Source disclosure: February 12, 2026

BASE,Inc. [4477.T]

TOKYO, Feb 12 (Pulse News Wire) – Base,inc. (4477.T) announced today that its board of directors, held, approved a share repurchase plan based on Article 165(3) of the Companies Act, which applies provisions similar to those outlined in Article 156.

The company plans to prioritize growth investments aimed at sustaining existing operations and achieving non-linear growth through mergers and acquisitions (M&A) and partnerships. With a focus on securing long-term capital for growth and maintaining financial health, BASE intends to implement shareholder return strategies flexibly, including dividend payments and share repurchases. Considering stock price trends, the decision was made to enhance capital efficiency through share repurchases.

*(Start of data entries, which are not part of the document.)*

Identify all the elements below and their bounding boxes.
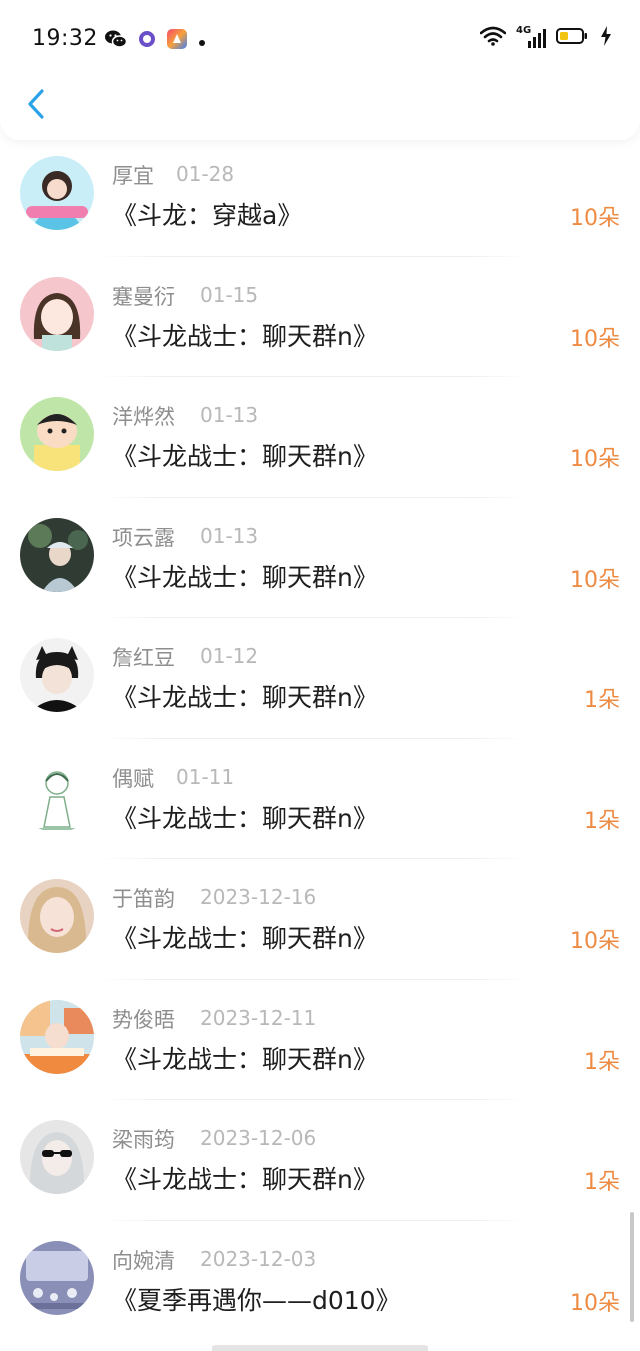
user-name: 偶赋: [112, 766, 154, 791]
flower-count: 10朵: [570, 206, 620, 231]
app-square-icon: [166, 28, 188, 54]
user-name: 项云露: [112, 525, 175, 550]
notification-icons: [104, 28, 206, 54]
book-title: 《斗龙战士：聊天群n》: [112, 442, 378, 471]
record-date: 01-13: [200, 523, 259, 548]
record-date: 2023-12-11: [200, 1005, 317, 1030]
flower-count: 10朵: [570, 447, 620, 472]
list-item[interactable]: 向婉清 2023-12-03 《夏季再遇你——d010》 10朵: [0, 1221, 640, 1342]
record-date: 2023-12-16: [200, 885, 317, 909]
book-title: 《斗龙：穿越a》: [112, 201, 303, 230]
flower-count: 10朵: [570, 567, 620, 593]
book-title: 《夏季再遇你——d010》: [112, 1285, 401, 1315]
wifi-icon: [479, 26, 507, 50]
book-title: 《斗龙战士：聊天群n》: [112, 924, 378, 953]
user-name: 势俊晤: [112, 1007, 175, 1032]
book-title: 《斗龙战士：聊天群n》: [112, 803, 378, 833]
list-item[interactable]: 偶赋 01-11 《斗龙战士：聊天群n》 1朵: [0, 739, 640, 859]
record-date: 01-13: [200, 403, 259, 427]
list-item[interactable]: 詹红豆 01-12 《斗龙战士：聊天群n》 1朵: [0, 618, 640, 739]
flower-count: 1朵: [584, 808, 620, 834]
list-item[interactable]: 蹇曼衍 01-15 《斗龙战士：聊天群n》 10朵: [0, 257, 640, 377]
flower-count: 1朵: [584, 688, 620, 713]
avatar: [20, 999, 94, 1074]
dot-indicator-icon: [198, 32, 206, 51]
avatar: [20, 156, 94, 230]
user-name: 洋烨然: [112, 405, 175, 429]
user-name: 詹红豆: [112, 646, 175, 670]
battery-icon: [556, 27, 590, 49]
record-date: 01-11: [176, 764, 235, 789]
system-icons: 4G: [479, 25, 612, 50]
charging-bolt-icon: [600, 26, 612, 50]
list-item[interactable]: 洋烨然 01-13 《斗龙战士：聊天群n》 10朵: [0, 377, 640, 498]
avatar: [20, 1120, 94, 1194]
book-title: 《斗龙战士：聊天群n》: [112, 683, 378, 712]
record-date: 2023-12-06: [200, 1126, 317, 1150]
flower-count: 10朵: [570, 326, 620, 352]
avatar: [20, 397, 94, 471]
list-item[interactable]: 梁雨筠 2023-12-06 《斗龙战士：聊天群n》 1朵: [0, 1100, 640, 1221]
flower-count: 10朵: [570, 929, 620, 954]
cellular-4g-icon: 4G: [516, 25, 546, 49]
list-item[interactable]: 项云露 01-13 《斗龙战士：聊天群n》 10朵: [0, 498, 640, 618]
avatar: [20, 638, 94, 712]
record-date: 01-12: [200, 644, 259, 668]
record-date: 2023-12-03: [200, 1246, 317, 1271]
avatar: [20, 276, 94, 351]
avatar: [20, 758, 94, 833]
list-item[interactable]: 于笛韵 2023-12-16 《斗龙战士：聊天群n》 10朵: [0, 859, 640, 980]
flower-count: 10朵: [570, 1290, 620, 1316]
user-name: 厚宜: [112, 164, 154, 188]
avatar: [20, 879, 94, 953]
app-circle-icon: [138, 30, 156, 52]
flower-count: 1朵: [584, 1049, 620, 1075]
book-title: 《斗龙战士：聊天群n》: [112, 321, 378, 351]
avatar: [20, 1240, 94, 1315]
book-title: 《斗龙战士：聊天群n》: [112, 1165, 378, 1194]
book-title: 《斗龙战士：聊天群n》: [112, 1044, 378, 1074]
user-name: 蹇曼衍: [112, 284, 175, 309]
book-title: 《斗龙战士：聊天群n》: [112, 562, 378, 592]
list-item[interactable]: 势俊晤 2023-12-11 《斗龙战士：聊天群n》 1朵: [0, 980, 640, 1100]
status-bar: 19:32 4G: [0, 0, 640, 80]
list-item[interactable]: 厚宜 01-28 《斗龙：穿越a》 10朵: [0, 136, 640, 257]
scrollbar[interactable]: [630, 1212, 634, 1322]
avatar: [20, 517, 94, 592]
status-time: 19:32: [32, 26, 98, 51]
flower-count: 1朵: [584, 1170, 620, 1195]
record-date: 01-28: [176, 162, 235, 186]
wechat-icon: [104, 28, 128, 54]
chevron-left-icon: [28, 89, 44, 119]
gift-record-list: 厚宜 01-28 《斗龙：穿越a》 10朵 蹇曼衍 01-15 《斗龙战士：聊天…: [0, 136, 640, 1341]
back-button[interactable]: [18, 84, 54, 124]
top-bar: 19:32 4G: [0, 0, 640, 140]
user-name: 向婉清: [112, 1248, 175, 1273]
home-indicator: [212, 1345, 428, 1351]
record-date: 01-15: [200, 282, 259, 307]
user-name: 于笛韵: [112, 887, 175, 911]
user-name: 梁雨筠: [112, 1128, 175, 1152]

Under the approved plan, BASE will repurchase up to 3,800,000 shares, representing 3.3% percent of the outstanding shares excluding treasury shares.

The total value of the repurchased shares will amount to ¥1 billion. The repurchase period will run from February 13, 2026, to December 31, 2026. The repurchase will take place via open-market purchases on the Tokyo Stock Exchange. However, due to potential significant increases in funding needs or other reasons, some or all of the planned repurchase might not occur.

As of December 31, 2025, BASE had a total of 115,096,321 shares outstanding, excluding treasury shares, and held 2,751,336 treasury shares.